Lemma (BFS Has No Ancestor Edges)

No ancestor edges are in the edges since they’re all cousins.

Proof: We always connect to older vertices.

graph LR;
	a((a)) o--o b((b));
	b o--o c((c));
	a o-.e.-o c;

Here, we will always go for $a$ to $b$, and then always take $e$.

Theorem (BFS Gives Shortest Path)

If you run BFS starting from vertex $v$ to get tree $T$, then the path from $v\to w$ for any other vertex $w$ in $T$ is the shortest path between $v,w$.

Proof:

Fix $v\in V$. Let $d(v,w)$ be the true shortest path length (minimum number of edges) from $v$ to $w$ in the graph $G$, where

$$d(u,v)=\{\begin{array}{ll}\min \{|P|:P\text{ is a path from }u\text{ to }v\text{ in }G\}& \text{if }u\ne v\\ 0& \text{if }u=v\\ \infty & \text{if no path exists}\end{array}$$

Then let $\text{dist}(v,w)$ be the tree path length from $u$ to $v$ generated by BFS tree $T$. This is also the “level” that $w$ is in (relative to $v$).

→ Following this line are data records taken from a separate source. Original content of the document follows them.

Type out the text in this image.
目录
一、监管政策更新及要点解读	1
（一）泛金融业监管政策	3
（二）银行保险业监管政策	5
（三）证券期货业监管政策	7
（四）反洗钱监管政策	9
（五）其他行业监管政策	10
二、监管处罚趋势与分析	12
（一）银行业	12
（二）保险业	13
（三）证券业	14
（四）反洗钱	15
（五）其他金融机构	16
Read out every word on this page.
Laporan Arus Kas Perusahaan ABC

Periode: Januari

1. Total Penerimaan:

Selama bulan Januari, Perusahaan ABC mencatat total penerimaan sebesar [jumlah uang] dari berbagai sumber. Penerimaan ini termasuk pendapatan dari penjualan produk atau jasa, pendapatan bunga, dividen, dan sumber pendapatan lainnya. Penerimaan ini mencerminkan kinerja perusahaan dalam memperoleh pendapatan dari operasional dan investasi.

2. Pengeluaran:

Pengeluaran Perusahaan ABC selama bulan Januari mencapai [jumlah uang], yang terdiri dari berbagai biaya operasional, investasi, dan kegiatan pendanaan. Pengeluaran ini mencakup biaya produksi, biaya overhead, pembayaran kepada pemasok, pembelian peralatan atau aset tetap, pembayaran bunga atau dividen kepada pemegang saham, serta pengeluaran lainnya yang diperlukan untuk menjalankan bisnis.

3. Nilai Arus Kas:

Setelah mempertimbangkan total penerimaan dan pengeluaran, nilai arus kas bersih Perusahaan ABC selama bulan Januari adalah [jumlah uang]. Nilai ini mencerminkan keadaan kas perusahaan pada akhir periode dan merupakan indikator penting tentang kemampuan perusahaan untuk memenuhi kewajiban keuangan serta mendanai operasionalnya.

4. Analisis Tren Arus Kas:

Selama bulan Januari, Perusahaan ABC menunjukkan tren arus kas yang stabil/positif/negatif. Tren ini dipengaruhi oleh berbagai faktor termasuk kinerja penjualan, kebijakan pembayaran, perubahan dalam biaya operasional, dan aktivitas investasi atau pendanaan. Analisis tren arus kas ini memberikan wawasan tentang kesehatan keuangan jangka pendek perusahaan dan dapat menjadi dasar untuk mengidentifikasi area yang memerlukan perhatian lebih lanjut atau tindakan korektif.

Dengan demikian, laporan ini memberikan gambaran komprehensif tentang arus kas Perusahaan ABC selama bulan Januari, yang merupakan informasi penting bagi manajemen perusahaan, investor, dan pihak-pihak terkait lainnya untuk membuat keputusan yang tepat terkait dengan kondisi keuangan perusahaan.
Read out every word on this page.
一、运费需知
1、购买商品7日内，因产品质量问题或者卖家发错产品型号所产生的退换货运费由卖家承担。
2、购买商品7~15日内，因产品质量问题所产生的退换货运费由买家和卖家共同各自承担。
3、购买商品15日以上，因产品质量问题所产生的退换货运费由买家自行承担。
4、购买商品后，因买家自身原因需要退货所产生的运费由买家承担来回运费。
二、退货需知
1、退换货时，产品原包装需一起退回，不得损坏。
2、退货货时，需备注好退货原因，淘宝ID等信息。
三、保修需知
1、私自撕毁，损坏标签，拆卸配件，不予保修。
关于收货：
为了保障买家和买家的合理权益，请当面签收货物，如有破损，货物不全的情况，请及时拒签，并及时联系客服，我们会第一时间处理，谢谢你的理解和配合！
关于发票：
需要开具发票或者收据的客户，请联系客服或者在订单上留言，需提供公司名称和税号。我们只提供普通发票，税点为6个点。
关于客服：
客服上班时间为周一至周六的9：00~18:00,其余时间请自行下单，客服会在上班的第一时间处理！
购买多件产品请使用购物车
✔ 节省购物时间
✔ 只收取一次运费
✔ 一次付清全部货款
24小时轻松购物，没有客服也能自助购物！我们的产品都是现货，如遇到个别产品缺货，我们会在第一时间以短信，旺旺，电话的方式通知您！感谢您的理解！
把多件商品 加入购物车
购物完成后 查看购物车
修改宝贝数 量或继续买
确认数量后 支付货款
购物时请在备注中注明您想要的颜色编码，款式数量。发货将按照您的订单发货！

I claim that for any vertex $w\in G,d(v,w)=\text{dist}(v,w)$. We prove this by strong induction on $k=d(v,w)$.

Base Cases: Let $k=0$. Then $d(v,w)=0$ iff $w=v$. The BFS algorithm starts at $v$, at level $0$ of $T$, so $d(v,v)=\text{dist}(v,v)$ holds.

Inductive Hypothesis: Assume that for all $k\le n$ for some $n\ge 0$, the claim holds. That is, if $d(v,u)=k\le n$ then $\text{dist}(v,u)=k$.

Let $k=n+1$. We need to show that this claim holds for any vertex $w$ where $d(v,w)=n+1$. Then we have some path $P$ where

$$P:v\to \cdots u\to w$$

Since $d(v,w)=n+1$, then $d(v,u)=n$. By the induction hypothesis, $\text{dist}(v,u)=n$. Thus, when BFS reaches $u$, it considers its neighbors. When BFS sees $w$, if $w$ is unvisited, then we set $u$ as $w$‘s parent, and $\text{dist}(v,w)=n+1$. If $w$ is already visited, then some other node $u^{\prime }$ visited at some other level.

Suppose by contradiction that $w$ was visited earlier, such that $\text{dist}(v,w)\le n$. But then by the Induction Hypothesis, $d(v,w)\le n$. But this is a contradiction, since we assumed $d(v,w)=n+1$. Therefore $w$ is visited after $u$, and cannot be visited from a previous vertex. Thus $\text{dist}(v,w)=n+1=d(v,w)$.